Exploiting Synonymy To Measure Semantic Similarity Of Sentences

Information

Title Exploiting Synonymy To Measure Semantic Similarity Of Sentences
Authors
Youhyun Shin, Yeonchan Ahn, Hyuntak Kim, Sang-goo Lee
Year 2015 / 1
Keywords Semantic Similarity, Sentence Similarity, Information Retrieval
Acknowledgement Samsung
Publication Type International Conference
Publication International Conference on Ubiquitous Information Management and Communication (ICUIMC 2015)

Abstract

The importance of semantic similarity measures between sentences is increasingly growing in text mining, text clustering, and question answering. Many studies have focused on finding exact term matching to predict sentence similarity. In this paper, we present a method for measuring sematic similarity of sentences based on constructed synonymy graph to avoid considering just exactly matching terms.
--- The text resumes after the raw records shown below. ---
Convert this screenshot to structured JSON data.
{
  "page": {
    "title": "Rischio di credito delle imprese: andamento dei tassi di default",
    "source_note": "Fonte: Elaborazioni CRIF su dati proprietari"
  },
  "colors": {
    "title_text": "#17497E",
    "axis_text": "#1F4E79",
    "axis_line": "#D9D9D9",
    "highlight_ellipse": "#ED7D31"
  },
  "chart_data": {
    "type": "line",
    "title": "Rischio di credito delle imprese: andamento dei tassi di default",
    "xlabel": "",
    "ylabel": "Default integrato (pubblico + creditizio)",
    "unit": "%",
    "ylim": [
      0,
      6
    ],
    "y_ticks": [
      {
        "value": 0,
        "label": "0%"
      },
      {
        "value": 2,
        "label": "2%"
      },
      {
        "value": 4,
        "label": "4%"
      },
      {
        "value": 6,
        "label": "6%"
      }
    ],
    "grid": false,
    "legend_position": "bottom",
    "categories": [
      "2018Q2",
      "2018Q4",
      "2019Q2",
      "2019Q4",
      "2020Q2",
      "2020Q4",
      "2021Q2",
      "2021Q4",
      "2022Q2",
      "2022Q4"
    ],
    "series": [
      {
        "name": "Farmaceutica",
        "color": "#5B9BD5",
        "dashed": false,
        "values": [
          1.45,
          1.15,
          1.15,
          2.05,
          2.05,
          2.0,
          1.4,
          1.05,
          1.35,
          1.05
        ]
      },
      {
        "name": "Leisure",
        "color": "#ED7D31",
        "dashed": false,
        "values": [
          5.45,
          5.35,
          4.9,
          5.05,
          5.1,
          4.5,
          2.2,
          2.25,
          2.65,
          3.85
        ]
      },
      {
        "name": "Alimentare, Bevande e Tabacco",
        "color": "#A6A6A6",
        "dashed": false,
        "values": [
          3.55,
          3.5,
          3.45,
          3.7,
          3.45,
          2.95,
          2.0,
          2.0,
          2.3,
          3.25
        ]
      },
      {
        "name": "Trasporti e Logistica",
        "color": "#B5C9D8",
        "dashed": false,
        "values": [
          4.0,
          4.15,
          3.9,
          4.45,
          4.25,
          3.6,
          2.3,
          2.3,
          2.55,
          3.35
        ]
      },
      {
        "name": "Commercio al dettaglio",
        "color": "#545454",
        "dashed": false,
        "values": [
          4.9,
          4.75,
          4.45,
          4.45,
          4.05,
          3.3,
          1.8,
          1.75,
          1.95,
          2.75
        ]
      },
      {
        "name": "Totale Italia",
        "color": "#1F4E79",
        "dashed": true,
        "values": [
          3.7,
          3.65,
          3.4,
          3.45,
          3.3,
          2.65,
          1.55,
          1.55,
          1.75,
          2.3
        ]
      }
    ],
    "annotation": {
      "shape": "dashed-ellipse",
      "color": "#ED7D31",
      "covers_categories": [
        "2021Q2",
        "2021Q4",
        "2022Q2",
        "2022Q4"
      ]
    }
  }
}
When we construct graph which has terms as nodes and synonymy relation as edges, we use WordNet and part-of-speech to exploit synonyms. We assume synonym of a synonym is also similar; it takes advantage of the fact friend of a friend is likely to be a friend as well in real-world. With this concept, similarity between words is estimated by exploiting the minimum number of synonym chains between two nodes. The proposed algorithm calculates similarity of two sentences by summing all the similarities between selected words in sentences. Evaluation is conducted on two different data sets, Microsoft Research paraphrase corpus, and Yelp review dataset. Experimental evidences show that 1) the proposed method is more accurate compared to existing sentence similarity measures and 2) using real-world dataset like Yelp reveals that the proposed method has chance to be applied to recommendation.